Свое собственное хозяйство колхозники ведут столь же нерационально, как и колхозное, и не имеют ни малейшего представления, во сколько им самим обходится яйцо, литр молока или килограмм свинины. Поскольку они не платят за них деньги, у них создается приятная иллюзия даровщины. Они ведь ценят свой собственный труд столь же низко, как его ценят колхоз и государство. Они не голодают, но зато обречены как бы на непрерывное служение собственной скотине. Едва они освобождаются от работы в колхозе, как тут же надо доить корову, кормить поросенка, окучивать картошку для того же поросенка и так далее.
Пока что в колхозах существует, по сути дела, принудительный труд и колхозники находятся в совершенно бесправном положении. Так, они не имеют права уйти из колхоза иначе как в другой колхоз, их паспорта находятся в конторе, и на руки они их не получают. Отпустить могут какого-нибудь больного или увечного, или женщину одинокую, от кого уже толка нет. Для молодежи есть только две возможности вырваться из колхоза — это не вернуться домой после армии, что большинство и делает, или пойти учиться; тем, кто кончил школу, и смог поступить в техникум или институт, паспорт дается на руки. Внутри колхоза колхозники тоже находятся в совершенно бесправном положении: от них совершенно не зависит «выбор» председателя, объединение или разъединение колхозов, установление размеров оплаты и так далее. Они опутаны системой денежных штрафов и запрещений, а в спорном случае в суд на колхоз подать не могут. Это бесправие имеет обратную сторону. Колхозник знает, что его никуда из колхоза не отпустят, но зато и не выгонят, что бы он ни натворил.
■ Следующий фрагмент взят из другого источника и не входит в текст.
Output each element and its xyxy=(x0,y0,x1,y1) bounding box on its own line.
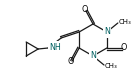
Text: CH₃: CH₃ xyxy=(119,19,132,25)
Text: O: O xyxy=(68,58,74,66)
Text: CH₃: CH₃ xyxy=(105,63,118,69)
Text: N: N xyxy=(104,27,110,37)
Text: N: N xyxy=(90,51,96,61)
Text: NH: NH xyxy=(49,42,61,51)
Text: O: O xyxy=(82,5,88,15)
Text: O: O xyxy=(121,43,127,53)
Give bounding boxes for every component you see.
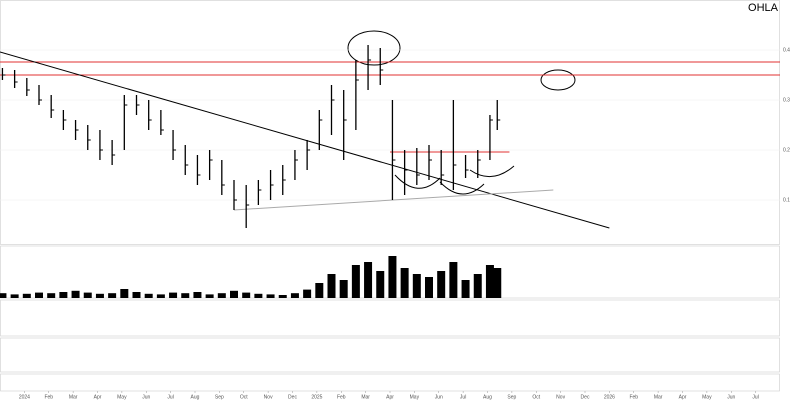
volume-bar: [290, 293, 299, 298]
x-tick-label: Sep: [507, 394, 516, 400]
x-tick-label: Jun: [142, 394, 150, 400]
volume-bar: [181, 293, 190, 298]
x-tick-label: Mar: [654, 394, 663, 400]
trend-line: [0, 51, 610, 229]
x-tick-label: 2024: [19, 394, 30, 400]
volume-bar: [485, 265, 494, 298]
indicator-panel: [0, 299, 780, 337]
volume-bar: [327, 274, 336, 298]
volume-bar: [144, 293, 153, 298]
volume-bar: [132, 292, 141, 298]
volume-bar: [339, 280, 348, 298]
volume-bar: [120, 289, 129, 298]
x-tick-label: May: [410, 394, 420, 400]
y-tick-label: 0.3: [783, 97, 790, 103]
volume-bar: [315, 283, 324, 298]
volume-bar: [0, 293, 7, 298]
volume-bar: [425, 277, 433, 298]
volume-bar: [205, 294, 214, 298]
x-tick-label: Jul: [167, 394, 173, 400]
volume-bar: [59, 292, 68, 298]
x-tick-label: Dec: [288, 394, 297, 400]
pattern-arc: [394, 174, 441, 189]
volume-bar: [47, 293, 56, 298]
x-tick-label: Jul: [460, 394, 466, 400]
volume-bar: [388, 256, 397, 298]
x-tick-label: May: [117, 394, 127, 400]
x-tick-label: 2025: [311, 394, 322, 400]
volume-bar: [461, 280, 470, 298]
volume-bar: [303, 289, 312, 298]
price-panel: [0, 0, 780, 245]
y-tick-label: 0.4: [783, 47, 790, 53]
volume-bar: [95, 293, 104, 298]
volume-bar: [217, 293, 226, 298]
volume-bar: [169, 292, 178, 298]
volume-bar: [254, 293, 263, 298]
x-tick-label: Apr: [386, 394, 394, 400]
volume-bar: [83, 292, 92, 298]
volume-bar: [437, 271, 446, 298]
volume-bar: [278, 295, 287, 298]
x-tick-label: Jul: [752, 394, 758, 400]
volume-bar: [22, 293, 31, 298]
volume-bar: [449, 262, 458, 298]
volume-bar: [266, 294, 275, 298]
y-tick-label: 0.1: [783, 197, 790, 203]
volume-bar: [10, 294, 19, 298]
x-tick-label: Feb: [44, 394, 53, 400]
x-tick-label: Sep: [215, 394, 224, 400]
x-tick-label: Aug: [191, 394, 200, 400]
x-tick-label: Oct: [240, 394, 248, 400]
volume-bar: [230, 290, 238, 298]
volume-bar: [351, 265, 360, 298]
x-tick-label: Dec: [581, 394, 590, 400]
volume-bar: [71, 290, 80, 298]
x-tick-label: Nov: [556, 394, 565, 400]
volume-bar: [108, 293, 117, 298]
x-tick-label: Oct: [532, 394, 540, 400]
y-tick-label: 0.2: [783, 147, 790, 153]
volume-bar: [156, 294, 165, 298]
volume-bar: [412, 274, 421, 298]
x-tick-label: Apr: [679, 394, 687, 400]
x-tick-label: Jun: [435, 394, 443, 400]
volume-bar: [400, 268, 409, 298]
x-tick-label: 2026: [604, 394, 615, 400]
x-tick-label: Nov: [264, 394, 273, 400]
highlight-circle: [540, 69, 576, 91]
indicator-panel: [0, 337, 780, 373]
volume-bar: [493, 268, 502, 298]
volume-bar: [473, 274, 482, 298]
pattern-arc: [439, 181, 485, 195]
x-tick-label: Mar: [361, 394, 370, 400]
x-tick-label: May: [702, 394, 712, 400]
volume-bar: [35, 292, 43, 298]
x-tick-label: Apr: [94, 394, 102, 400]
x-tick-label: Feb: [629, 394, 638, 400]
volume-bar: [193, 292, 202, 298]
chart-title: OHLA: [748, 2, 779, 14]
x-tick-label: Mar: [69, 394, 78, 400]
trend-line: [233, 189, 554, 211]
volume-bar: [376, 271, 385, 298]
x-tick-label: Jun: [727, 394, 735, 400]
volume-bar: [242, 292, 251, 298]
x-tick-label: Aug: [483, 394, 492, 400]
indicator-panel: [0, 373, 780, 392]
highlight-circle: [347, 30, 401, 66]
x-tick-label: Feb: [337, 394, 346, 400]
volume-bar: [364, 262, 373, 298]
pattern-arc: [469, 165, 515, 177]
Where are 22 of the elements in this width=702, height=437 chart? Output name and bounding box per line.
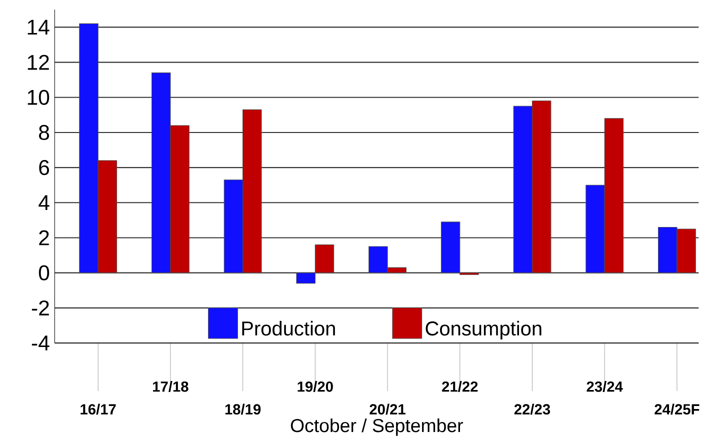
y-tick-label: 6 <box>39 160 50 176</box>
x-tick-label: 17/18 <box>153 381 188 392</box>
x-tick-label: 19/20 <box>298 381 333 392</box>
y-tick-label: 4 <box>38 195 50 210</box>
x-tick-label: 24/25F <box>654 404 700 415</box>
y-tick-label: -2 <box>32 300 49 316</box>
x-tick-label: 22/23 <box>514 404 550 415</box>
y-tick-label: 2 <box>39 230 49 246</box>
x-tick-label: 16/17 <box>80 404 116 415</box>
y-tick-label: 0 <box>38 265 50 280</box>
y-tick-label: -4 <box>32 336 50 350</box>
x-tick-label: 23/24 <box>586 381 623 392</box>
x-tick-label: 18/19 <box>225 404 261 415</box>
y-tick-label: 10 <box>28 90 50 105</box>
x-tick-label: 21/22 <box>442 381 478 392</box>
legend-label: Consumption <box>426 320 542 340</box>
legend-label: Production <box>242 320 335 336</box>
y-tick-label: 14 <box>28 20 50 35</box>
y-tick-label: 12 <box>28 54 49 70</box>
x-axis-title: October / September <box>290 418 463 436</box>
x-tick-label: 20/21 <box>370 404 406 415</box>
y-tick-label: 8 <box>39 124 50 140</box>
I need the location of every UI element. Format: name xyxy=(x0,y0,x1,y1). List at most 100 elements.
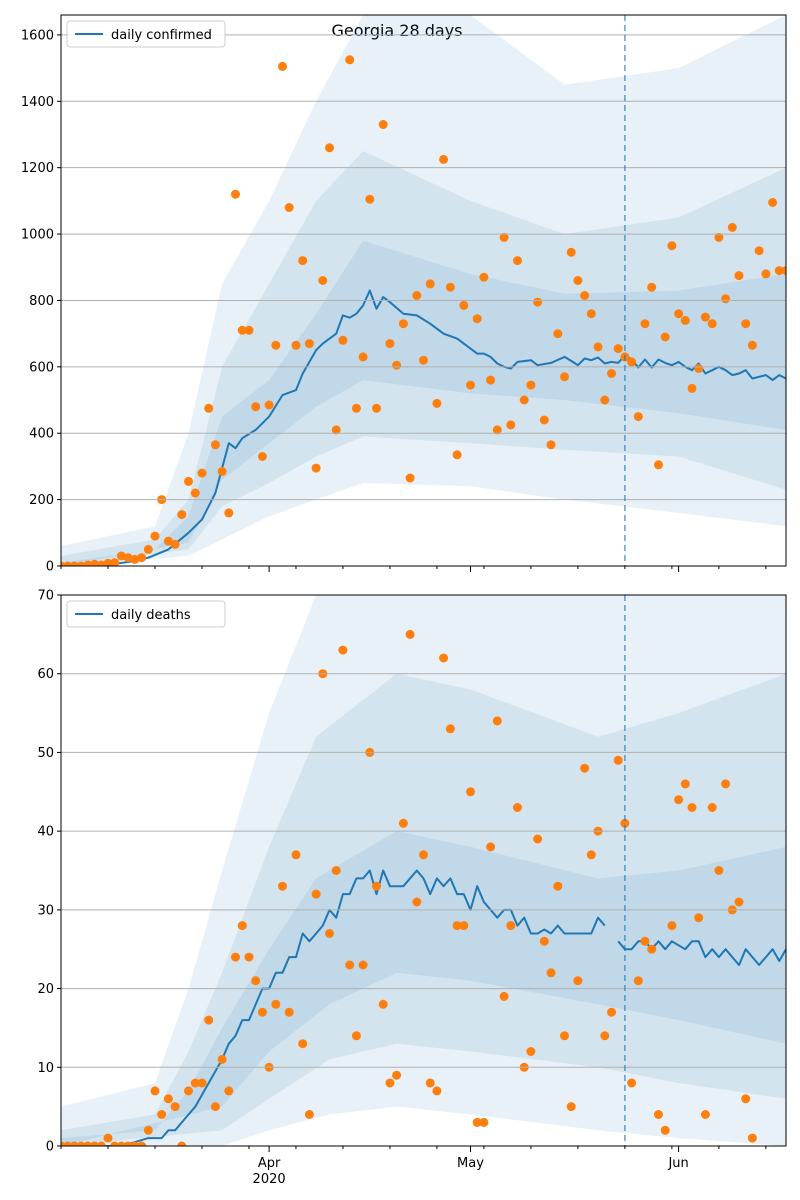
observed-point xyxy=(566,247,576,257)
y-tick-label: 10 xyxy=(37,1061,54,1076)
observed-point xyxy=(177,510,187,520)
observed-point xyxy=(513,256,522,266)
observed-point xyxy=(654,460,663,470)
legend-box xyxy=(66,20,226,48)
observed-point xyxy=(338,645,348,655)
observed-point xyxy=(667,921,677,931)
observed-point xyxy=(727,222,737,232)
observed-point xyxy=(633,976,643,986)
observed-point xyxy=(412,897,422,907)
y-tick-label: 1600 xyxy=(21,28,54,43)
observed-point xyxy=(486,842,496,852)
observed-point xyxy=(613,344,623,354)
observed-point xyxy=(573,976,583,986)
observed-point xyxy=(445,724,455,734)
x-tick-label-apr: Apr xyxy=(258,1156,281,1171)
observed-point xyxy=(573,276,583,285)
observed-point xyxy=(271,340,281,350)
observed-point xyxy=(110,1141,120,1146)
observed-point xyxy=(533,297,543,307)
y-tick-label: 1400 xyxy=(21,95,54,110)
y-tick-label: 800 xyxy=(29,294,54,309)
observed-point xyxy=(700,312,710,322)
observed-point xyxy=(96,560,106,566)
observed-point xyxy=(479,1117,489,1127)
observed-point xyxy=(613,755,623,765)
x-tick-label-jun: Jun xyxy=(667,1156,688,1171)
observed-point xyxy=(338,335,348,345)
y-tick-label: 70 xyxy=(37,589,54,604)
legend-label: daily confirmed xyxy=(111,28,212,43)
legend-label: daily deaths xyxy=(111,608,191,623)
observed-point xyxy=(143,1125,153,1135)
observed-point xyxy=(452,921,462,931)
x-year-label: 2020 xyxy=(253,1172,286,1187)
observed-point xyxy=(432,1086,442,1096)
y-tick-label: 1000 xyxy=(21,228,54,243)
observed-point xyxy=(734,897,744,907)
observed-point xyxy=(781,266,786,276)
observed-point xyxy=(372,403,381,413)
observed-point xyxy=(345,55,355,65)
observed-point xyxy=(137,553,147,563)
observed-point xyxy=(204,1015,214,1025)
observed-point xyxy=(123,1141,133,1146)
y-tick-label: 30 xyxy=(37,903,54,918)
observed-point xyxy=(76,561,86,566)
observed-point xyxy=(600,395,610,405)
observed-point xyxy=(466,380,475,390)
observed-point xyxy=(519,395,529,405)
deaths-panel: 0 10 20 30 40 50 60 70 daily deaths xyxy=(37,589,787,1155)
observed-point xyxy=(660,332,670,342)
observed-point xyxy=(747,340,757,350)
legend-box xyxy=(66,600,226,628)
observed-point xyxy=(707,803,717,812)
observed-point xyxy=(63,561,73,566)
observed-point xyxy=(143,544,153,554)
observed-point xyxy=(163,1094,173,1104)
observed-point xyxy=(103,558,113,566)
observed-point xyxy=(580,291,590,300)
observed-point xyxy=(318,276,328,285)
observed-point xyxy=(506,420,516,430)
observed-point xyxy=(311,463,321,473)
observed-point xyxy=(768,198,778,207)
observed-point xyxy=(445,282,455,292)
observed-point xyxy=(170,539,180,549)
observed-point xyxy=(660,1125,670,1135)
observed-point xyxy=(734,271,744,281)
observed-point xyxy=(231,952,240,962)
observed-point xyxy=(385,1078,395,1088)
observed-point xyxy=(237,325,247,335)
observed-point xyxy=(150,531,160,541)
uncertainty-band-inner xyxy=(61,240,786,566)
observed-point xyxy=(419,355,428,365)
observed-point xyxy=(217,466,227,476)
observed-point xyxy=(257,1007,267,1017)
observed-point xyxy=(365,194,375,204)
observed-point xyxy=(694,913,704,923)
observed-point xyxy=(405,473,415,483)
observed-point xyxy=(627,1078,637,1088)
observed-point xyxy=(284,1007,294,1017)
observed-point xyxy=(311,889,321,899)
observed-point xyxy=(459,921,469,931)
observed-point xyxy=(197,468,207,478)
observed-point xyxy=(680,315,690,325)
observed-point xyxy=(325,929,334,938)
observed-point xyxy=(116,1141,126,1146)
y-tick-label: 1200 xyxy=(21,161,54,176)
observed-point xyxy=(721,779,731,789)
observed-point xyxy=(707,319,717,329)
observed-point xyxy=(69,561,79,566)
observed-point xyxy=(741,319,751,329)
observed-point xyxy=(687,803,697,812)
observed-point xyxy=(372,881,381,891)
observed-point xyxy=(257,452,267,461)
observed-point xyxy=(439,653,449,663)
observed-point xyxy=(291,850,301,860)
observed-point xyxy=(492,716,502,726)
observed-point xyxy=(633,412,643,422)
observed-point xyxy=(680,779,690,789)
observed-point xyxy=(439,154,449,164)
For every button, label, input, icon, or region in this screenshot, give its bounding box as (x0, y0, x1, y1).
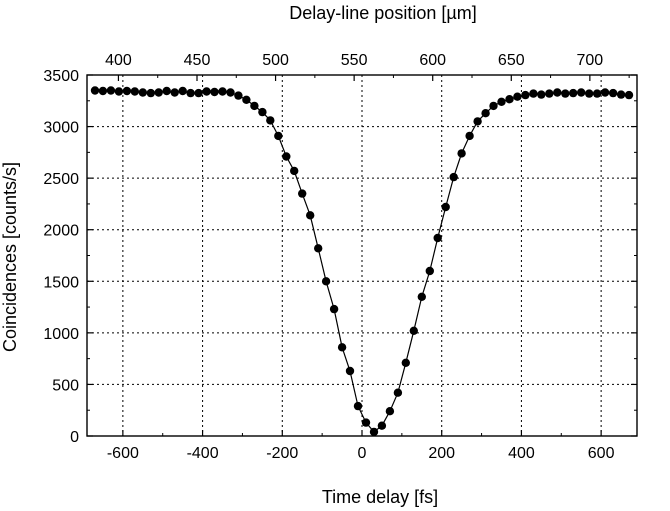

У женщин моложе сорока лет детей не так много, как бывало в деревнях раньше, обычно 2-4 ребенка. Это благодаря разрешению абортов. Один старик с усмешкой мне рассказывал, что вот у него было двенадцать детей, а теперь-де бабам много родить не дадут — «теперь детей в Кривошеине кочергой вышкребают».
Детей воспитывают здесь очень странно, так что это не дети, а какие-то маленькие взрослые, чуть ли не с младенчества посвящены они в отношения взрослых, самые интимные, в хозяйственные вопросы, в ссоры с соседями, в весь тот мир, который есть исключительно мир взрослых и которого ребенку так или иначе не миновать, когда он вырастет; в детстве у него должен еще быть свой собственный мир, которого не касались бы проблемы взрослых. В деревне вообще очень распространен мат, все мужчины и почти все женщины без матерной ругани двух слов связать не могут, так же почти все они, за немногими исключениями, ругаются при своих детях, будь им три года или шестнадцать лет, все равно. И какой-нибудь мальчишка лет четырех, который только едва выучился говорить, уже загибает такие выражения, что впору пьяному Филимону. Никто его не остановит. Так же грубо, а подчас и изощренно-грубо, ругаются и девочки пятнадцати-шестнадцати лет.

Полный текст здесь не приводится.